Леонид откинулся на спинку стула и с любопытством посмотрел на товарища.

— Нет, тут что-то не то. Обидно, что я уже недостоин твоего доверия. Ну, как хочешь, навязываться не смею. А только напрасно друзьями пренебрегаешь. Они еще понадобятся.

— Ладно, полно мне нотации читать. Пойдем лучше обедать.

Разговор происходил в воскресенье у Терновых. На столе лоснились тугими боками кроваво-красные помидоры, нежной оливково-зеленой кожицей ласкали глаза и дразнили укропным ароматом малосольные огурцы; только что вынутые из холодильника бутылки с пивом запотели от соседства с борщом, исходившим паром.

— Эх, ну есть ли месяц лучше августа? Когда еще увидишь такое изобилие плодов земных? — потер ладони Леонид. — У тебя, Зиночка, не обед, а настоящий голландский натюрморт!

— Какой? Что-то такого нет в поваренной книге, — ответила Зина.

Олесь метнул досадливый взгляд на простодушное лицо жены и посмотрел на Леонида. Но смеющиеся глаза его были устремлены на тарелку.

Зина с удовольствием хрустела огурцами, почти не прикасаясь к остальному. Положив мужчинам второе, она незаметно отодвинула свою тарелку.

— Почему ты не ешь? — хмуро спросил Терновой.

— Ну да, не ем! Ты просто не видишь.

Он продолжал глядеть на нее, и Зина, краснея под этим испытующим взглядом, принялась за котлету, но тут же поспешно встала и почти выбежала из комнаты, прижимая к губам салфетку.

Леонид посмотрел ей вслед, взглянул на неподвижное, словно окаменевшее лицо друга и удивленно спросил:

— Что с вами обоими? Все не ладите?

— Ладим, Леня. Отлично ладим. Мы с ней понимаем друг друга даже без слов. Давай откроем бутылочку пива и поговорим о чем-нибудь другом.

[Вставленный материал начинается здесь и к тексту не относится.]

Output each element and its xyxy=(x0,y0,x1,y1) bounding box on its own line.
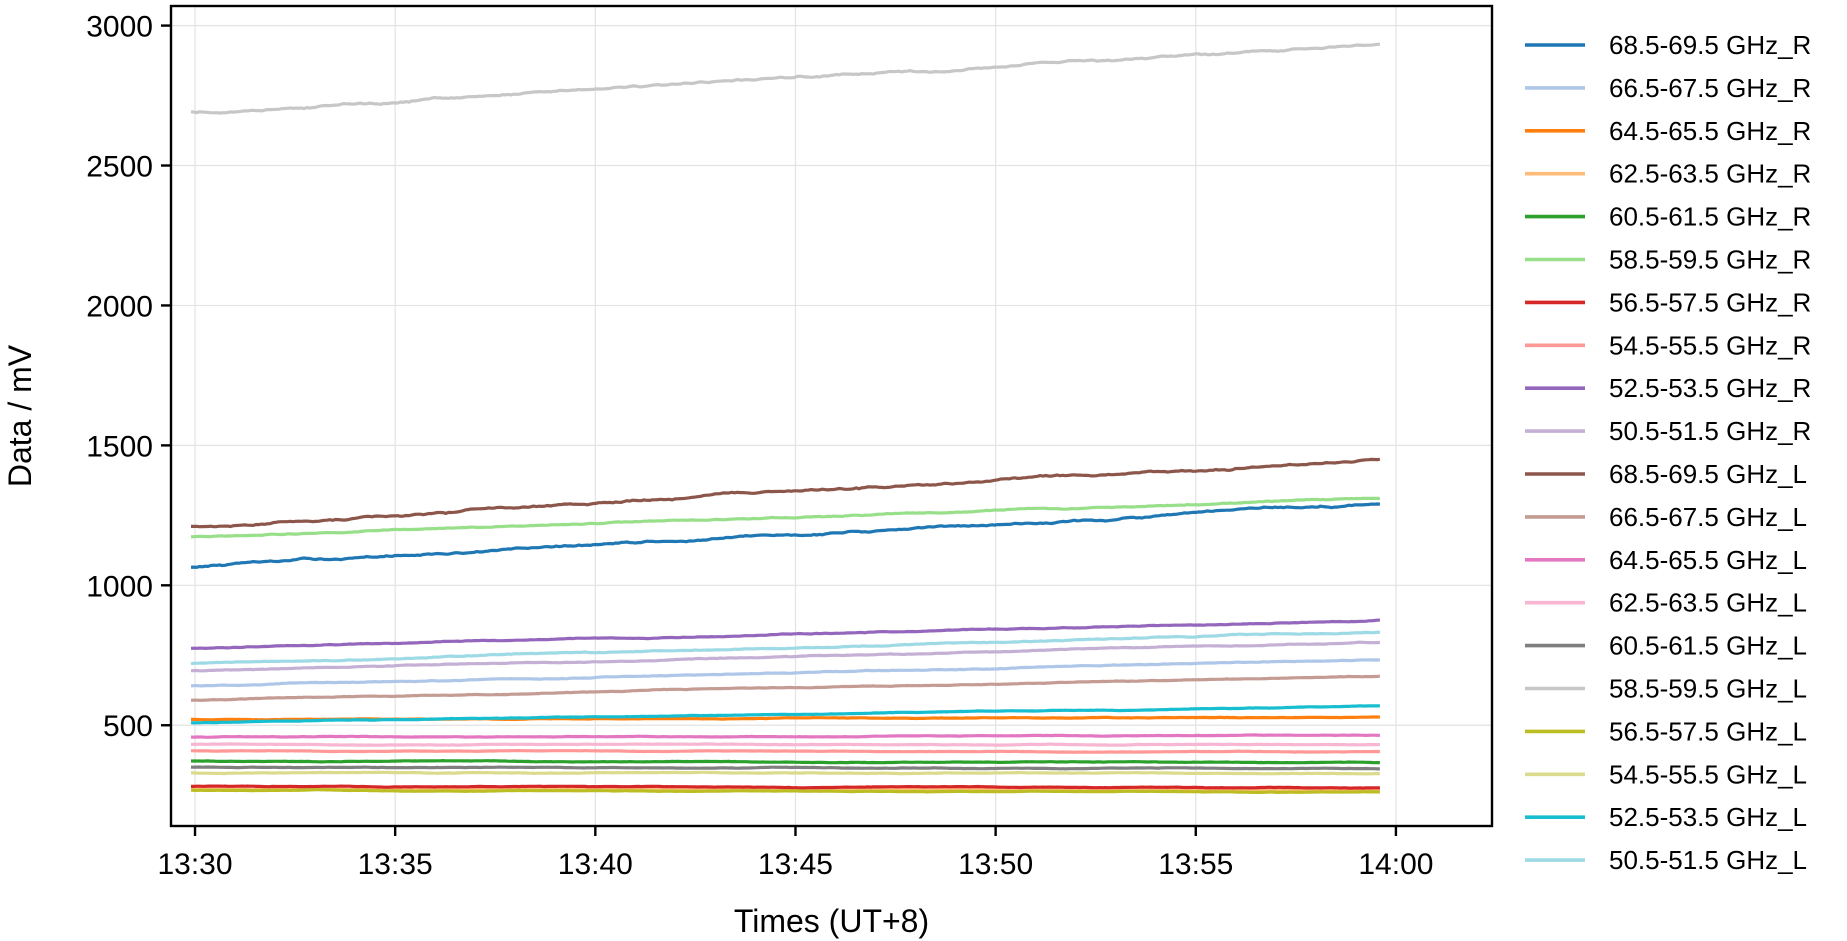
y-tick-label: 1500 xyxy=(86,430,153,463)
x-axis-title: Times (UT+8) xyxy=(734,903,929,939)
legend-label: 66.5-67.5 GHz_R xyxy=(1609,73,1811,103)
legend-label: 52.5-53.5 GHz_L xyxy=(1609,802,1807,832)
x-tick-label: 13:35 xyxy=(358,848,433,881)
x-tick-label: 13:45 xyxy=(758,848,833,881)
y-tick-label: 2000 xyxy=(86,290,153,323)
grid xyxy=(171,6,1492,826)
legend-label: 54.5-55.5 GHz_R xyxy=(1609,330,1811,360)
legend-label: 58.5-59.5 GHz_L xyxy=(1609,674,1807,704)
x-axis: 13:30 13:35 13:40 13:45 13:50 13:55 14:00 xyxy=(157,826,1433,881)
legend: 68.5-69.5 GHz_R 66.5-67.5 GHz_R 64.5-65.5 … xyxy=(1525,30,1811,875)
legend-label: 60.5-61.5 GHz_L xyxy=(1609,631,1807,661)
legend-label: 68.5-69.5 GHz_R xyxy=(1609,30,1811,60)
y-tick-label: 1000 xyxy=(86,570,153,603)
plot-frame xyxy=(169,4,1494,828)
series-line xyxy=(190,770,1380,776)
series-line xyxy=(190,658,1380,688)
legend-label: 50.5-51.5 GHz_L xyxy=(1609,845,1807,875)
series-line xyxy=(190,618,1381,650)
y-tick-label: 500 xyxy=(103,710,153,743)
legend-label: 56.5-57.5 GHz_R xyxy=(1609,287,1811,317)
x-tick-label: 13:55 xyxy=(1158,848,1233,881)
series-line xyxy=(191,759,1380,765)
legend-label: 54.5-55.5 GHz_L xyxy=(1609,759,1807,789)
series-lines xyxy=(190,42,1381,794)
legend-label: 60.5-61.5 GHz_R xyxy=(1609,202,1811,232)
legend-label: 50.5-51.5 GHz_R xyxy=(1609,416,1811,446)
legend-label: 52.5-53.5 GHz_R xyxy=(1609,373,1811,403)
legend-label: 64.5-65.5 GHz_L xyxy=(1609,545,1807,575)
series-line xyxy=(190,749,1380,754)
series-line xyxy=(190,502,1380,569)
series-line xyxy=(190,788,1380,794)
series-line xyxy=(190,674,1381,702)
legend-label: 58.5-59.5 GHz_R xyxy=(1609,245,1811,275)
series-line xyxy=(190,704,1380,725)
y-tick-label: 3000 xyxy=(86,11,153,44)
series-line xyxy=(190,630,1381,666)
legend-label: 64.5-65.5 GHz_R xyxy=(1609,116,1811,146)
x-tick-label: 13:40 xyxy=(558,848,633,881)
x-tick-label: 13:50 xyxy=(958,848,1033,881)
series-line xyxy=(190,640,1380,673)
y-axis-title: Data / mV xyxy=(2,344,38,487)
series-line xyxy=(190,742,1380,747)
legend-label: 62.5-63.5 GHz_L xyxy=(1609,588,1807,618)
y-tick-label: 2500 xyxy=(86,151,153,184)
series-line xyxy=(190,733,1380,739)
series-line xyxy=(190,765,1380,771)
legend-label: 56.5-57.5 GHz_L xyxy=(1609,716,1807,746)
legend-label: 66.5-67.5 GHz_L xyxy=(1609,502,1807,532)
legend-label: 68.5-69.5 GHz_L xyxy=(1609,459,1807,489)
x-tick-label: 13:30 xyxy=(157,848,232,881)
series-line xyxy=(190,496,1380,539)
series-line xyxy=(190,42,1381,115)
series-line xyxy=(191,457,1381,529)
series-line xyxy=(191,784,1380,790)
legend-label: 62.5-63.5 GHz_R xyxy=(1609,159,1811,189)
y-axis: 500 1000 1500 2000 2500 3000 xyxy=(86,11,171,743)
x-tick-label: 14:00 xyxy=(1358,848,1433,881)
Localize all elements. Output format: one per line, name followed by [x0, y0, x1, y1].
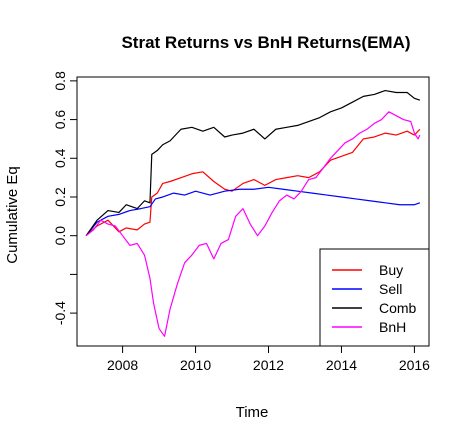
legend-box: [319, 248, 430, 347]
series-line-sell: [85, 186, 421, 237]
x-axis: 2008 2010 2012 2014 2016: [107, 345, 430, 373]
legend-label-sell: Sell: [379, 281, 402, 297]
y-tick-label: 0.4: [52, 148, 68, 168]
x-axis-label: Time: [236, 404, 269, 421]
legend-label-comb: Comb: [379, 300, 417, 316]
y-tick-label: 0.6: [52, 110, 68, 130]
y-tick-label: -0.4: [52, 301, 68, 325]
chart-title: Strat Returns vs BnH Returns(EMA): [121, 33, 410, 52]
y-tick-label: 0.2: [52, 187, 68, 207]
legend-label-buy: Buy: [379, 262, 403, 278]
series-line-bnh: [85, 111, 421, 337]
series-line-comb: [85, 89, 421, 237]
y-tick-label: 0.0: [52, 226, 68, 246]
y-axis-label: Cumulative Eq: [4, 166, 21, 264]
series-layer: [85, 89, 421, 337]
y-axis: -0.4 0.0 0.2 0.4 0.6 0.8: [52, 71, 78, 325]
legend: Buy Sell Comb BnH: [319, 248, 430, 347]
x-tick-label: 2012: [253, 357, 284, 373]
x-tick-label: 2008: [107, 357, 138, 373]
x-tick-label: 2014: [326, 357, 357, 373]
series-line-buy: [85, 128, 421, 237]
x-tick-label: 2016: [399, 357, 430, 373]
y-tick-label: 0.8: [52, 71, 68, 91]
x-tick-label: 2010: [180, 357, 211, 373]
legend-label-bnh: BnH: [379, 319, 406, 335]
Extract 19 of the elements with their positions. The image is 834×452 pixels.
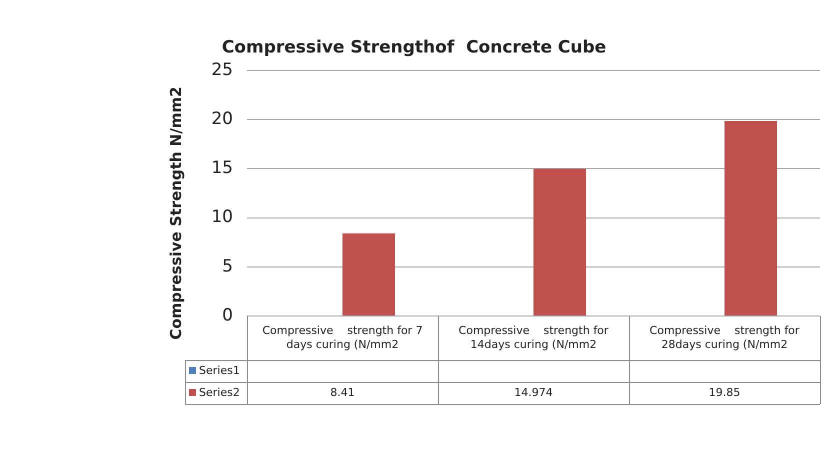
x-tick-label: Compressive strength for 14days curing (N/mm2 [458, 324, 609, 351]
bar [342, 233, 396, 316]
y-tick-label: 15 [211, 158, 233, 178]
chart-title: Compressive Strengthof Concrete Cube [222, 38, 606, 58]
x-tick-label: Compressive strength for 7 days curing (N/mm2 [262, 324, 423, 351]
y-tick-label: 25 [211, 60, 233, 80]
bar [534, 168, 586, 316]
y-tick-label: 20 [211, 108, 233, 129]
data-label: 19.85 [708, 386, 740, 399]
y-tick-label: 0 [222, 305, 233, 326]
data-label: 14.974 [514, 386, 553, 399]
legend-label: Series1 [199, 364, 240, 377]
legend-label: Series2 [199, 386, 240, 399]
y-tick-label: 10 [211, 207, 233, 228]
y-tick-label: 5 [222, 256, 233, 276]
x-tick-label: Compressive strength for 28days curing (N/mm2 [650, 324, 800, 351]
y-axis-title: Compressive Strength N/mm2 [166, 86, 185, 340]
bar [724, 120, 778, 316]
data-label: 8.41 [330, 386, 355, 399]
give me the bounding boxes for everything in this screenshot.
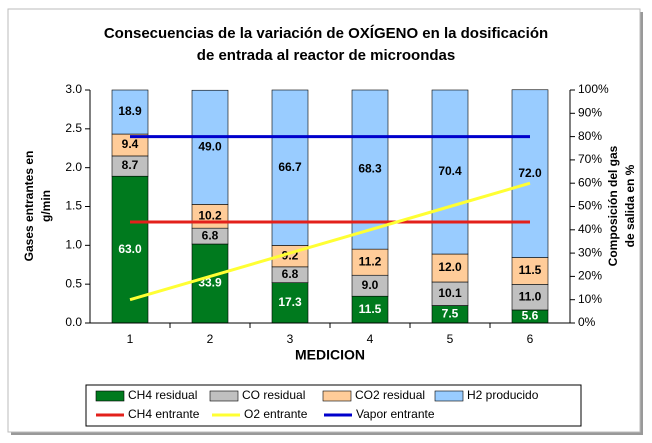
- data-label: 63.0: [118, 242, 142, 256]
- chart-title: Consecuencias de la variación de OXÍGENO…: [104, 25, 548, 42]
- x-tick-label: 5: [447, 332, 454, 346]
- legend-label: CO residual: [242, 388, 305, 402]
- y2-tick-label: 100%: [578, 82, 609, 96]
- data-label: 11.5: [519, 263, 542, 277]
- y-axis-title: g/min: [39, 190, 53, 222]
- data-label: 9.4: [122, 137, 139, 151]
- y2-tick-label: 30%: [578, 245, 602, 259]
- y2-tick-label: 90%: [578, 105, 602, 119]
- y-tick-label: 1.0: [65, 238, 82, 252]
- data-label: 18.9: [118, 104, 142, 118]
- y2-axis-title: de salida en %: [623, 164, 637, 247]
- x-tick-label: 1: [127, 332, 134, 346]
- legend-label: CH4 residual: [128, 388, 197, 402]
- y-tick-label: 1.5: [65, 199, 82, 213]
- chart-title: de entrada al reactor de microondas: [197, 47, 455, 64]
- legend-swatch: [209, 390, 239, 402]
- data-label: 7.5: [442, 306, 459, 320]
- data-label: 5.6: [522, 309, 539, 323]
- data-label: 11.5: [359, 302, 382, 316]
- y2-axis-title: Composición del gas: [606, 145, 620, 266]
- y2-tick-label: 20%: [578, 269, 602, 283]
- bar-segment: [191, 89, 229, 205]
- data-label: 49.0: [198, 139, 222, 153]
- y-tick-label: 3.0: [65, 82, 82, 96]
- bar-segment: [511, 284, 549, 311]
- data-label: 10.1: [438, 286, 462, 300]
- legend-label: H2 producido: [467, 388, 539, 402]
- line-series: [129, 181, 531, 302]
- bar-segment: [351, 295, 389, 324]
- y-tick-label: 0.5: [65, 276, 82, 290]
- x-tick-label: 3: [287, 332, 294, 346]
- data-label: 8.7: [122, 158, 139, 172]
- legend-label: O2 entrante: [244, 407, 308, 421]
- data-label: 11.0: [519, 289, 542, 303]
- y2-tick-label: 60%: [578, 175, 602, 189]
- data-label: 6.8: [202, 228, 219, 242]
- legend-swatch: [434, 390, 464, 402]
- x-tick-label: 2: [207, 332, 214, 346]
- data-label: 72.0: [518, 166, 542, 180]
- x-axis-title: MEDICION: [295, 347, 365, 363]
- y2-tick-label: 0%: [578, 315, 596, 329]
- x-tick-label: 4: [367, 332, 374, 346]
- bar-segment: [511, 89, 549, 258]
- y-axis-title: Gases entrantes en: [22, 151, 36, 262]
- legend-swatch: [322, 390, 352, 402]
- bar-segment: [111, 89, 149, 135]
- data-label: 10.2: [198, 208, 222, 222]
- bar-segment: [271, 89, 309, 246]
- bar-segment: [431, 89, 469, 255]
- y2-tick-label: 70%: [578, 152, 602, 166]
- data-label: 17.3: [278, 295, 302, 309]
- bar-segment: [511, 257, 549, 285]
- legend-label: CH4 entrante: [128, 407, 200, 421]
- legend-swatch: [95, 390, 125, 402]
- data-label: 11.2: [359, 254, 382, 268]
- data-label: 12.0: [438, 260, 462, 274]
- data-label: 66.7: [278, 160, 302, 174]
- bar-segment: [431, 253, 469, 283]
- legend-label: CO2 residual: [355, 388, 425, 402]
- y-tick-label: 2.5: [65, 121, 82, 135]
- y-tick-label: 2.0: [65, 160, 82, 174]
- x-tick-label: 6: [527, 332, 534, 346]
- legend-label: Vapor entrante: [356, 407, 435, 421]
- y2-tick-label: 40%: [578, 222, 602, 236]
- data-label: 70.4: [438, 164, 462, 178]
- y2-tick-label: 80%: [578, 129, 602, 143]
- data-label: 6.8: [282, 267, 299, 281]
- y2-tick-label: 50%: [578, 199, 602, 213]
- y2-tick-label: 10%: [578, 292, 602, 306]
- data-label: 9.0: [362, 278, 379, 292]
- data-label: 68.3: [358, 162, 382, 176]
- y-tick-label: 0.0: [65, 315, 82, 329]
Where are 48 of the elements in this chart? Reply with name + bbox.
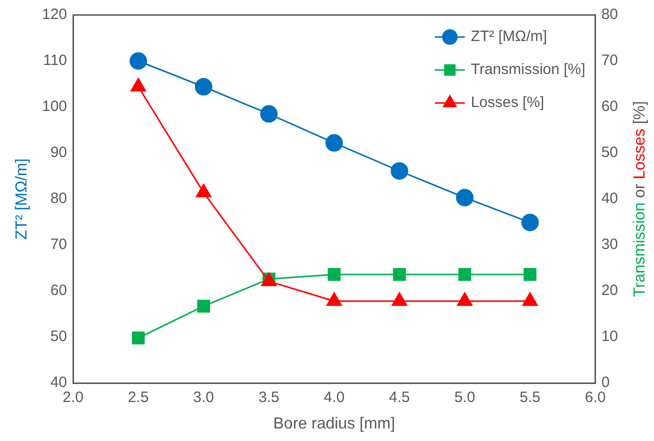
x-tick-label: 3.5 [258,389,280,406]
y-tick-label: 100 [42,98,68,116]
y2-tick-label: 0 [601,374,610,392]
y-tick-label: 80 [50,190,68,208]
y-tick-label: 60 [50,282,68,300]
point [196,184,212,198]
x-tick-label: 4.0 [324,389,345,406]
point [456,188,474,206]
y2-tick-label: 70 [601,52,618,70]
point [194,78,212,96]
legend-label: Transmission [%] [470,61,586,78]
point [132,332,145,344]
legend-label: ZT² [MΩ/m] [470,28,548,46]
x-tick-label: 2.0 [62,389,84,406]
point [197,300,210,313]
point [390,162,408,180]
y-tick-label: 120 [42,6,68,24]
y2-axis-title: Transmission or Losses [%] [631,101,648,297]
point [328,268,341,281]
x-tick-label: 5.0 [454,389,476,406]
x-tick-label: 5.5 [520,389,540,406]
x-tick-label: 2.5 [128,389,149,406]
y-tick-label: 110 [43,52,68,70]
y2-tick-label: 80 [601,6,618,24]
y2-tick-label: 20 [601,282,618,300]
y-tick-label: 70 [50,236,68,254]
x-tick-label: 3.0 [193,389,214,406]
point [130,52,148,70]
point [393,268,406,281]
y2-tick-label: 60 [601,98,618,116]
y2-tick-label: 40 [601,190,618,208]
x-axis-title: Bore radius [mm] [273,415,396,432]
y-tick-label: 90 [50,144,68,162]
y2-tick-label: 30 [601,236,618,254]
point [521,214,539,232]
point [325,134,343,152]
point [458,268,472,281]
y2-tick-label: 50 [601,144,618,162]
y-axis-title: ZT² [MΩ/m] [13,158,30,240]
legend-label: Losses [%] [470,94,544,112]
x-tick-label: 4.5 [389,389,410,406]
y2-tick-label: 10 [601,328,618,346]
point [260,105,278,123]
y-tick-label: 50 [50,328,68,346]
point [524,268,536,281]
x-tick-label: 6.0 [584,389,606,406]
y-tick-label: 40 [50,374,68,392]
point [130,78,146,92]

Он очень сосредоточенно выпил светло-желтое запенившееся пиво и, помолчав, сказал, словно они все время только об этом и говорили:

— Так, говоришь, Виктор женился? И счастлив? Как же это он с Калмыковым поладил?

— А она ушла от дяди. На работу поступила — ученицей в чугунолитейный, — с готовностью подхватил Леонид. — В общежитие ее устроили. Девчонка прямо расцвела. И, знаешь, хорошенькая такая!..

Он говорил и говорил, почти один, говорил, чтобы не дать повиснуть той гнетущей тишине, которая — чудилось — стоит за их плечами.

Но Леонид не мог долго выдерживать напряжение. Он скоро поднялся и простился, унося с собой впечатление, что у друга что-то неблагополучно. Он знал о чувствах Олеся к Марине, но вряд ли только этим объяснялось все, что происходит в его семье.

Беззаботный и веселый Леонид знал, конечно, что существуют несчастливые семьи, что не все складывается так, как хочет человек, но на собственном опыте он пока еще не испытал этого и потому вряд ли согласился бы с тем печальным утверждением, что жизнь — школа, в которой несчастье — лучший учитель, чем счастье.

Леонид настолько глубоко задумался, что едва не столкнулся с прохожим. Торопливый рывок в сторону, взаимные извинения — и он пришел в себя и огляделся.

Дневной жар заметно спадал, солнце низко висело над домами, и их длинные тени наискосок пересекали асфальт. В сквере, отделенном от панели чугунной, легкого рисунка решеткой, журчала вода из открытых для поливки кранов летнего водопровода, и это журчанье было слышно несмотря на шум — звонки трамваев, гудки машин, крики и смех играющих детей. В больших многоэтажных домах на проспекте Победы были открыты все окна и балконные двери, а во дворах на привычных местах беседовали группы женщин, играли баяны, заливалась и а всю улицу шальная радиола, кое-где уже яростно хлопали костяшки домино.

Город жил привычной мирной жизнью. Но как знать, какие драмы, какие сложные сплетения обстоятельств, какие судьбы были там, за тюлем занавесей, за горшками растений’ Эти отдельные жизни с их радостями и тревогами, весельем, горем, со всей сложностью и простотой сливались в один общий поток. Поток — да, он стремился по единственно-правильному руслу, к единой цели. Но значило ли это, что и каждая отдельная капля в нем так же кристально-прозрачна, что каждая струйка имеет такой же прямой путь, не наталкивается на препятствия, не закручивается вдруг в водовороте?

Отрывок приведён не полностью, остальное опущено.